The current density \({\mathfrak{j}}\) defined in the previous section is an example of a tensor density, which in general takes the form

\(\displaystyle \mathfrak{T}\equiv\left(\sqrt{\left|\mathrm{det}(g)\right|}\right)^{W}T, \)

where \({T}\) is a tensor and \({W}\) is called the weight. Note that tensor densities are not coordinate-independent quantities, and \({\sqrt{g}}\) itself can thus be called a scalar density.

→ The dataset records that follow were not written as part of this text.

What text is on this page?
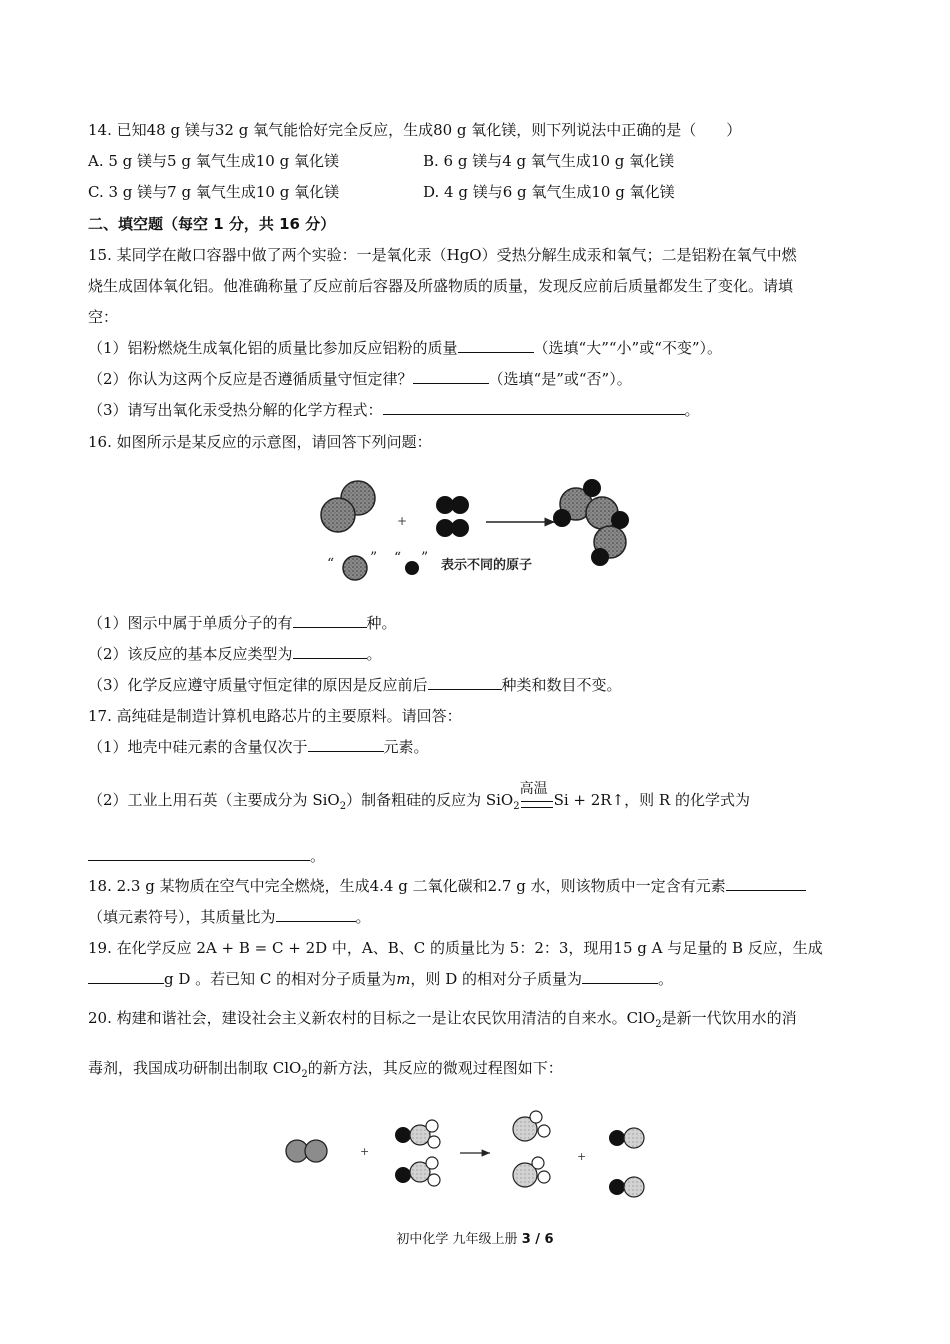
14. 已知48 g 镁与32 g 氧气能恰好完全反应，生成80 g 氧化镁，则下列说法中正确的是（　　）
A. 5 g 镁与5 g 氧气生成10 g 氧化镁	B. 6 g 镁与4 g 氧气生成10 g 氧化镁
C. 3 g 镁与7 g 氧气生成10 g 氧化镁	D. 4 g 镁与6 g 氧气生成10 g 氧化镁
二、填空题（每空 1 分，共 16 分）
15. 某同学在敞口容器中做了两个实验：一是氧化汞（HgO）受热分解生成汞和氧气；二是铝粉在氧气中燃
烧生成固体氧化铝。他准确称量了反应前后容器及所盛物质的质量，发现反应前后质量都发生了变化。请填
空：
（1）铝粉燃烧生成氧化铝的质量比参加反应铝粉的质量	（选填“大”“小”或“不变”）。
（2）你认为这两个反应是否遵循质量守恒定律？	（选填“是”或“否”）。
（3）请写出氧化汞受热分解的化学方程式：	。
16. 如图所示是某反应的示意图，请回答下列问题：
+
“	” “ ” 表示不同的原子
（1）图示中属于单质分子的有	种。
（2）该反应的基本反应类型为	。
（3）化学反应遵守质量守恒定律的原因是反应前后	种类和数目不变。
17. 高纯硅是制造计算机电路芯片的主要原料。请回答：
（1）地壳中硅元素的含量仅次于	元素。
（2）工业上用石英（主要成分为 SiO$_2$）制备粗硅的反应为 SiO$_2$
高温
Si + 2R↑，则 R 的化学式为
。
18. 2.3 g 某物质在空气中完全燃烧，生成4.4 g 二氧化碳和2.7 g 水，则该物质中一定含有元素
（填元素符号），其质量比为	。
19. 在化学反应 2A + B = C + 2D 中，A、B、C 的质量比为 5：2：3，现用15 g A 与足量的 B 反应，生成
g D 。若已知 C 的相对分子质量为m，则 D 的相对分子质量为	。
20. 构建和谐社会，建设社会主义新农村的目标之一是让农民饮用清洁的自来水。ClO$_2$是新一代饮用水的消
毒剂，我国成功研制出制取 ClO$_2$的新方法，其反应的微观过程图如下：
+	+
初中化学 九年级上册 3 / 6
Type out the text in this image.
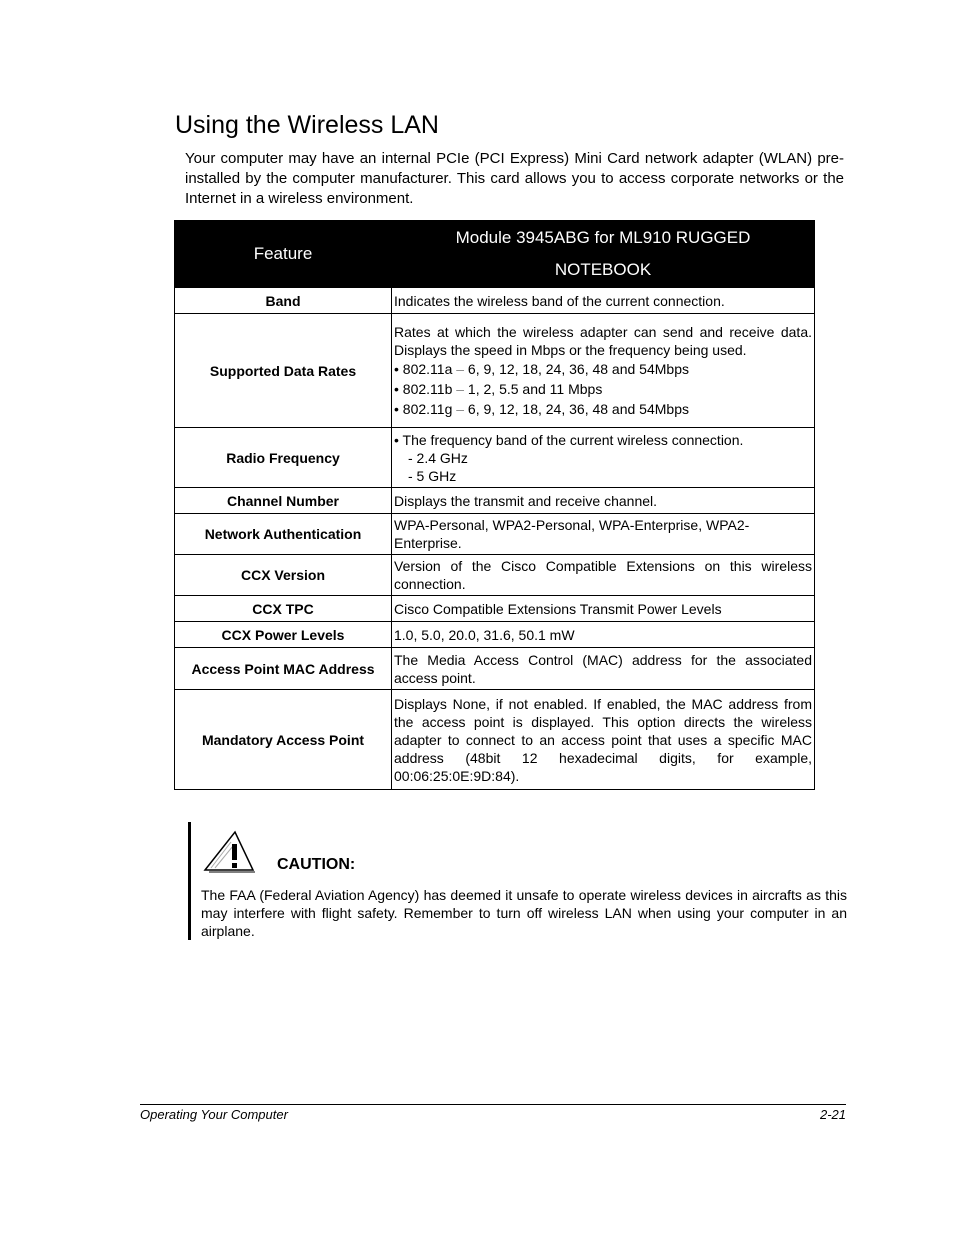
Using the Wireless LAN

Your computer may have an internal PCIe (PCI Express) Mini Card network adapter (WLAN) pre-installed by the computer manufacturer. This card allows you to access corporate networks or the Internet in a wireless environment.

Feature	Module 3945ABG for ML910 RUGGED
NOTEBOOK
Band	Indicates the wireless band of the current connection.
Supported Data Rates	Rates at which the wireless adapter can send and receive data. Displays the speed in Mbps or the frequency being used.
• 802.11a – 6, 9, 12, 18, 24, 36, 48 and 54Mbps
• 802.11b – 1, 2, 5.5 and 11 Mbps
• 802.11g – 6, 9, 12, 18, 24, 36, 48 and 54Mbps

Radio Frequency	• The frequency band of the current wireless connection.
- 2.4 GHz
- 5 GHz

Channel Number	Displays the transmit and receive channel.
Network Authentication	WPA-Personal, WPA2-Personal, WPA-Enterprise, WPA2-Enterprise.
CCX Version	Version of the Cisco Compatible Extensions on this wireless connection.
CCX TPC	Cisco Compatible Extensions Transmit Power Levels
CCX Power Levels	1.0, 5.0, 20.0, 31.6, 50.1 mW
Access Point MAC Address	The Media Access Control (MAC) address for the associated access point.
Mandatory Access Point	Displays None, if not enabled. If enabled, the MAC address from the access point is displayed. This option directs the wireless adapter to connect to an access point that uses a specific MAC address (48bit 12 hexadecimal digits, for example, 00:06:25:0E:9D:84).
CAUTION:

The FAA (Federal Aviation Agency) has deemed it unsafe to operate wireless devices in aircrafts as this may interfere with flight safety. Remember to turn off wireless LAN when using your computer in an airplane.

Operating Your Computer	2-21
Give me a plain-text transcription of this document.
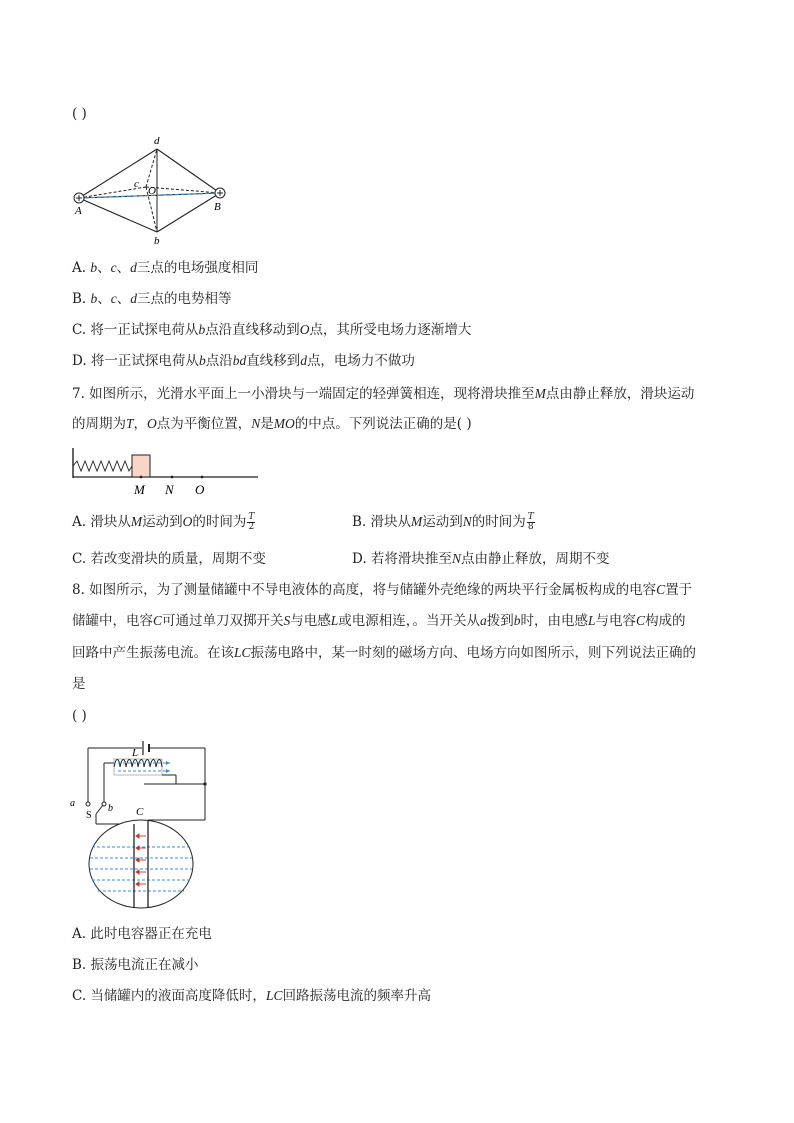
( )
d
c
O
A	B
b
A. b、c、d三点的电场强度相同
B. b、c、d三点的电势相等
C. 将一正试探电荷从b点沿直线移动到O点，其所受电场力逐渐增大
D. 将一正试探电荷从b点沿bd直线移到d点，电场力不做功
7. 如图所示，光滑水平面上一小滑块与一端固定的轻弹簧相连，现将滑块推至M点由静止释放，滑块运动
的周期为T，O点为平衡位置，N是MO的中点。下列说法正确的是( )
M N O
A. 滑块从M运动到O的时间为 $\frac{T}{2}$	B. 滑块从M运动到N的时间为 $\frac{T}{8}$
C. 若改变滑块的质量，周期不变	D. 若将滑块推至N点由静止释放，周期不变
8. 如图所示，为了测量储罐中不导电液体的高度，将与储罐外壳绝缘的两块平行金属板构成的电容C置于
储罐中，电容C可通过单刀双掷开关S与电感L或电源相连，。当开关从a拨到b时，由电感L与电容C构成的
回路中产生振荡电流。在该LC振荡电路中，某一时刻的磁场方向、电场方向如图所示，则下列说法正确的
是
( )
L
a
S
b C
A. 此时电容器正在充电
B. 振荡电流正在减小
C. 当储罐内的液面高度降低时，LC回路振荡电流的频率升高
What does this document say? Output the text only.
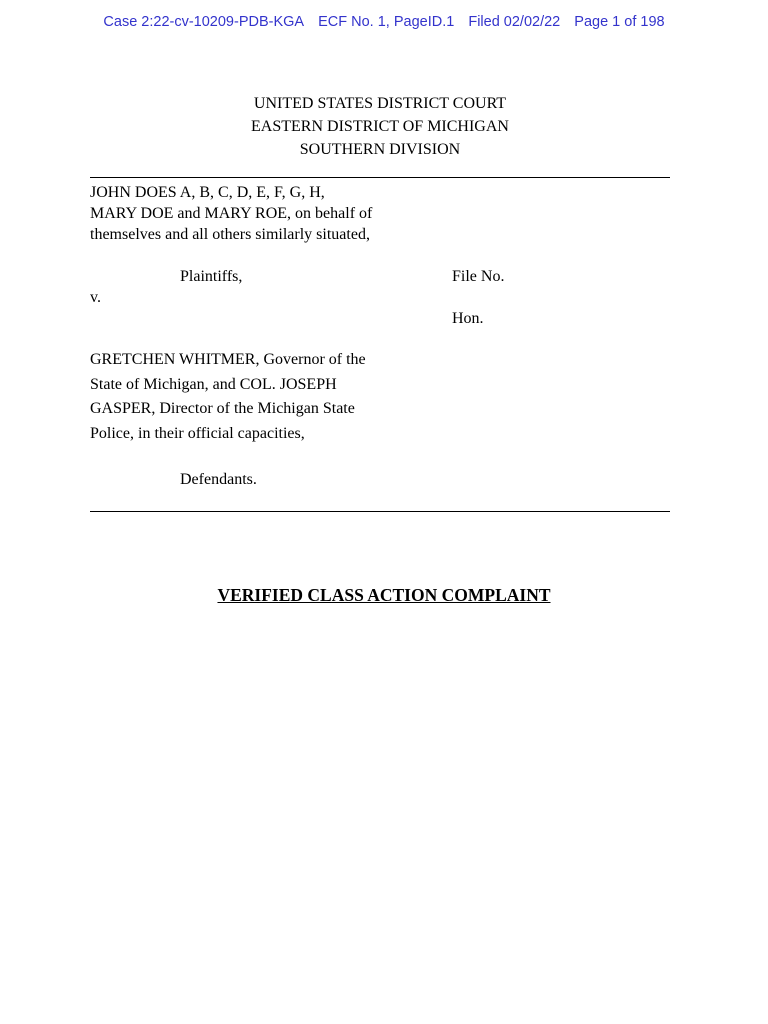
Case 2:22-cv-10209-PDB-KGA ECF No. 1, PageID.1 Filed 02/02/22 Page 1 of 198
UNITED STATES DISTRICT COURT
EASTERN DISTRICT OF MICHIGAN
SOUTHERN DIVISION
JOHN DOES A, B, C, D, E, F, G, H,
MARY DOE and MARY ROE, on behalf of
themselves and all others similarly situated,
Plaintiffs,	File No.
v.
Hon.
GRETCHEN WHITMER, Governor of the
State of Michigan, and COL. JOSEPH
GASPER, Director of the Michigan State
Police, in their official capacities,
Defendants.
VERIFIED CLASS ACTION COMPLAINT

From the previous expressions we get

\begin{aligned}\partial_{\lambda}\left(\mathfrak{T}\right) & =\sqrt{g}^{W}\partial_{\lambda}T+W\left(\Gamma^{\mu}{}_{\lambda\mu}-T^{\mu}{}_{\mu\lambda}\right)\mathfrak{T}\\
& =\sqrt{g}^{W}\partial_{\lambda}T+W\ \overline{\Gamma}^{\mu}{}_{\lambda\mu}\mathfrak{T}\\
& =\sqrt{g}^{W}\partial_{\lambda}T+\frac{W}{2}g^{\mu\nu}\partial_{\lambda}g_{\mu\nu}\mathfrak{T},\\
L_{u}\left(\mathfrak{T}\right) & =\sqrt{g}^{W}L_{u}T+W\mathrm{div}\left(u\right)\mathfrak{T}\\
& =\sqrt{g}^{W}L_{u}T+\frac{W}{2}g^{\mu\nu}L_{u}g_{\mu\nu}\mathfrak{T},\\
\nabla_{\lambda}\left(\mathfrak{T}\right) & =\sqrt{g}^{W}\nabla_{\lambda}T,\end{aligned}

where the last is due to the covariant derivative of the metric vanishing. In particular, this means that for zero torsion the divergence of a vector density is

\begin{aligned}\overline{\nabla}_{\lambda}\mathfrak{J}^{\lambda}&=\sqrt{g}\ \overline{\nabla}_{\lambda}J^{\lambda}\\&=\sqrt{g}\ \mathrm{div}\left(J\right)\\&=\partial_{\lambda}\mathfrak{J}^{\lambda}.\end{aligned}